I grew up wanting to kill the thing inside me. Through religion, through self-brainwashing, through various substances and sexual encounters with young ladies my age, I devoted the bulk of my youth towards willing an act of self-conversion that would enable me to walk free of my secret burden: the fact that I yearned for and actively masturbated about other dudes.
Looking at my senior class photos, you’d see a late-90s twink with clipper-cropped hair and frosted blond tips. He’s a dead ringer for Brian Littrell from the Backstreet Boys. It’s virtually impossible to see that young man and not think, “We’ve got a homo here!” Though I was desperately trying to be someone, anyone, other than a twink, my acts of self-rejection were (with the gift of hindsight) ironic acts of self-definition that pulled me closer and closer to the orbit of cock.

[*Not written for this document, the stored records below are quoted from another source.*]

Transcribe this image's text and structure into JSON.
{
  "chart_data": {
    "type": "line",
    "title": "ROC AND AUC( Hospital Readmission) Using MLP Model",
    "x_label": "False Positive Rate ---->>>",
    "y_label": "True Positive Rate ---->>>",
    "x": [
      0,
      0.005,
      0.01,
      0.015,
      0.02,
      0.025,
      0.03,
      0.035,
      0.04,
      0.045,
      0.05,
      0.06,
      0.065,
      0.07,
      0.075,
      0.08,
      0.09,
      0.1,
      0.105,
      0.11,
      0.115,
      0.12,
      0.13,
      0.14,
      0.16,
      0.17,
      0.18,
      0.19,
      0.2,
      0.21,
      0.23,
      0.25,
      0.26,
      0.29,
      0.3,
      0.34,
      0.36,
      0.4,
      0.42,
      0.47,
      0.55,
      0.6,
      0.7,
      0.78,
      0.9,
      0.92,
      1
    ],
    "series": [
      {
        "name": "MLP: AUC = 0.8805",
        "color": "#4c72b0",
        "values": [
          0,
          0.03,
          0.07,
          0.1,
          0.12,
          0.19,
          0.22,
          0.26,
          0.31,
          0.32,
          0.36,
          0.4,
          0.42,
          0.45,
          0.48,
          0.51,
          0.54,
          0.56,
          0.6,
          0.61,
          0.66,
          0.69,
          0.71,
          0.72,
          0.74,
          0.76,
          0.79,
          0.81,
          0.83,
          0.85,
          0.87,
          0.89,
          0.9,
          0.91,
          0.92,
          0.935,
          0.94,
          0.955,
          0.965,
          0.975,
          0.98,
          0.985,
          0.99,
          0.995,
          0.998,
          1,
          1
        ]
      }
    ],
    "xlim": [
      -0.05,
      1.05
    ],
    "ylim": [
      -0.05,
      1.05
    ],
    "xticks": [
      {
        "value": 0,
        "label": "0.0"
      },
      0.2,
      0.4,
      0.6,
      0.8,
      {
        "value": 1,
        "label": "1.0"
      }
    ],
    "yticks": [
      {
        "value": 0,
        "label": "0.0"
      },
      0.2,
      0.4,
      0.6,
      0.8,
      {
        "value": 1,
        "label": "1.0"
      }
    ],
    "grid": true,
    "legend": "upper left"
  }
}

That was teenage-dom, for me: Five-knuckle-shuffling in my bedroom and then crying and promising the Lord it would be the last time and then getting hard because I’m 17 and the wind touched my arm and then praying over my dick and five-knuckle-shuffling again. I look back and shudder. I wasted so many years not being a prime cut of meat on the male marketplace. Even when I moved to New Orleans, I suppose a part of me still presumed that my Midwestern, late-90s, teenage oppression was the overarching experience for teens everywhere. (I know, messed up.)
So when my husband Ryan told me that the youngest member of his gay Mardi Gras krewe, an 18-year-old piano prodigy, was hosting a drag salon where his parents would also tend bar, I was suddenly, overwhelmingly, jealous. I couldn’t help remembering my dad hating my frosted blond tips the day I came home with them. They were, in his words, “pushing it.” He wouldn’t let me stay out past 10pm or see an R-rated film, much less sling drinks at a function in which I’d glide down a staircase with such unabashed queerness that I had to wear women’s clothing.
When we arrived at the venue early to help Ben, the piano prodigy, and his family set up for the salon, I was immediately taken by how his parents were fretting over all the details – the seating, the king cake, etc. – getting them just so to be in line with their son’s vision of a drag piano function. They beamed Pride in their laser-like focus. They acted like they were hosting a high school graduation. And it was a graduation, I suppose, for a brave young man whose heart and talents merited celebration.
Their child was not only “out” to his peers but also making his “out-ness” an example for the city he adored. His Mom and Dad were so delightful it hurt me, a 38-year-old queen, especially when I considered what my parents hadn’t given or couldn’t have given a son that same age in another decade when I only tasted such queerness behind a locked bedroom door—alone and naked and crying and afraid.
Sometimes it’s tough to reckon with the reality that for some queer kids, in some queer havens of the world, we’ve won. Our efforts flourish. Our hopes live in every smile and pucker of their bratty little faces. They were babies when we fought to open the world for them. But open it we did, and they toddled through, eventually strutting, never quite knowing or understanding the past that would have crushed their spirits.
They’ll probably never learn the names of the ones whose bodies and minds paved the way. And here’s what’s hardest to fathom in a world of uneven advancement: they don’t have to. We must not blame the ones who taste the lives we merely fantasized.
I leaned against the john door as the DJ announced the prodigy over the speakers. I pulled my husband to my waist as the crowd inhaled. And we watched a young wunderkind emerge down the staircase in a pink Mozart wig, flesh-colored corset, and white stiletto heels. He looked like a gay Amadeus, a reference his generation likely wouldn’t get. Amagayus. He hadn’t even learned to walk in those heels yet. Toe first, I hissed into my husband’s ear, toe first. He clomped his way up to the piano as the room cheered.
Then he kicked his lithe legs over the seat and stretched out his elongated fingers. I turned my head as he pressed the keys and felt the air tremor and vibrate with the notes of Debussy, Verdi. I honestly don’t even remember the composer.
It was behind the bar that I found them holding hands, his parents, their mouths agape. They were staring in veneration at the person they’d created. There s/he is, their faces seemed to say.